その日、国王に呼ばれた時も頭痛が酷く、薬を飲んで王の執務室に向かった。


「アレン、度々薬を飲んでいると聞いているが、良くなる様子はないのか?」


「何とか薬で抑えてはいますが、最近は痛みが強くなってきているようです」


「王太子になる前に魔塔主への挨拶が必要な事はお前も知っているだろう。もう少し先でも良いかと思っていたんだが、実は王族が原因不明の病にかかった時も魔塔主に会いに行く決まりになっているんだ」


「魔塔主様は病気も治せるのでしょうか?」


「この世界が4つに分けられた時の話は知っているだろう?」


「勿論です」


「これは魔塔主と、王族とそれに連なる者にしか知られていない話なのだが、あの戦争は、ある国の王が魔法によって操られてしまった事が原因のひとつなのだ。

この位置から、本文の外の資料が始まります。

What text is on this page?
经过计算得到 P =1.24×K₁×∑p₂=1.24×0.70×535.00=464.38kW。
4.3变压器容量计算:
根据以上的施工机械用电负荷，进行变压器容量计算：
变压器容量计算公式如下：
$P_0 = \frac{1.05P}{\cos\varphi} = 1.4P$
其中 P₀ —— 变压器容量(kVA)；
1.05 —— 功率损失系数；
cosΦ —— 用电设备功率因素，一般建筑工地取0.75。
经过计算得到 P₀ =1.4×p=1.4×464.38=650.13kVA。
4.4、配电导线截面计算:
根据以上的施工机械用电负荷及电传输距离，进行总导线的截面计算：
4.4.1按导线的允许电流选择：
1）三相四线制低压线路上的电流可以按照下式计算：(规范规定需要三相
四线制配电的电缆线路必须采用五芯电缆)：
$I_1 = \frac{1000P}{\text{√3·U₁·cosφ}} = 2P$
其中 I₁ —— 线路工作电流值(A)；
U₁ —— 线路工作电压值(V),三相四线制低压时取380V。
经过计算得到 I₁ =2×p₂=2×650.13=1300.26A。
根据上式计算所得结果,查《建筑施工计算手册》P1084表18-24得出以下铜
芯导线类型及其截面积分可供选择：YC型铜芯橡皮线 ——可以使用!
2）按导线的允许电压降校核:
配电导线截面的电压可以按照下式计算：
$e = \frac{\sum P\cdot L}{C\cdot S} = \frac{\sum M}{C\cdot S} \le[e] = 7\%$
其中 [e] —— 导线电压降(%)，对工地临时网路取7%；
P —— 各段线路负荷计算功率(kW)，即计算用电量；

その王は操られているとは知らぬまま、魔法使いを従わせ、人々を殺し、多くの国を滅ぼした。

最初に魔塔を作った魔法使い達が、その王を殺す事でやっと戦争が終わったのが、本当の話なんだ」


「私のこの痛みは、魔法のせいかも知れないと、父上はお考えなのですか?」


「私にもそれは分からん。だが、もしも魔法のせいだとしたら、それを調べる事ができるのも、解除する事ができるのも魔法師だけなのだ。

国を統べる者に万が一の事があってはならない。もう2度と同じ過ちを犯さないための決まりだ。

既に魔塔主には連絡してあるから、呼び出しが来たらすぐにマーカスと行きなさい」


「かしこまりました」

王の部屋を出ると、王子の側近マーカスが待っていた。



その頃エミリアは男爵位から伯爵位へ陞爵したクルージュ家に戻り、婚姻の準備をしていた。



魔塔主からの呼び出しはすぐに届けられ、2人は魔塔に向かった。

王宮から馬車で2時間程走ると、木々に囲まれた大きな湖に着いた。湖の真ん中には島があり、その島に魔塔は建っている。魔塔はまさに巨大な塔で、窓はなく大きな門が 1つ付いているだけだった。


王子とマーカスが湖の縁に立ち、船も橋もない湖をどうやって渡ろうかと考えていると、突然目の前に白い橋が架かり、橋の向こうから馬が駆けて来るのが見えた。

2人の所まで来ると、馬から降りた魔法師は頭を下げて言った。


「魔法師のリクと申します。お迎えにまいりました」


リクの案内で橋を渡り、大きな扉の前に着いた。リクが何か呟くと、王子、マーカス、リクの3人はもう塔の中に入っていた。


「「いつの間に?」」

2人とも周りを見回す。


後ろには今入ってきたはずの扉があり、目の前には壁、左右にはそれぞれ緩やかに登っていく廊下が続いている。リクが手で左を指しながら言った。


「この廊下を登った1番上、突き当たりの部屋で魔塔主様がお待ちです」


2人は礼を言うと、塔の内壁沿いに続く長い廊下を登って行った。

登る途中、塔の中央側の壁沿いには幾つもの小さな扉があったが、誰にも会う事はなかった。


廊下の突き当たりには両開きの扉があり、王子が触れようとすると、待っていたかのように静かに開いた。


「よく来たな、アレン王子、そしてマーカス。中に入れるのは王子だけだ。すまないがマーカスは他の部屋で待っていてくれ」


魔塔主がそう言うと、目の前に扉が現れ、マーカスは吸い込まれるように入っていった。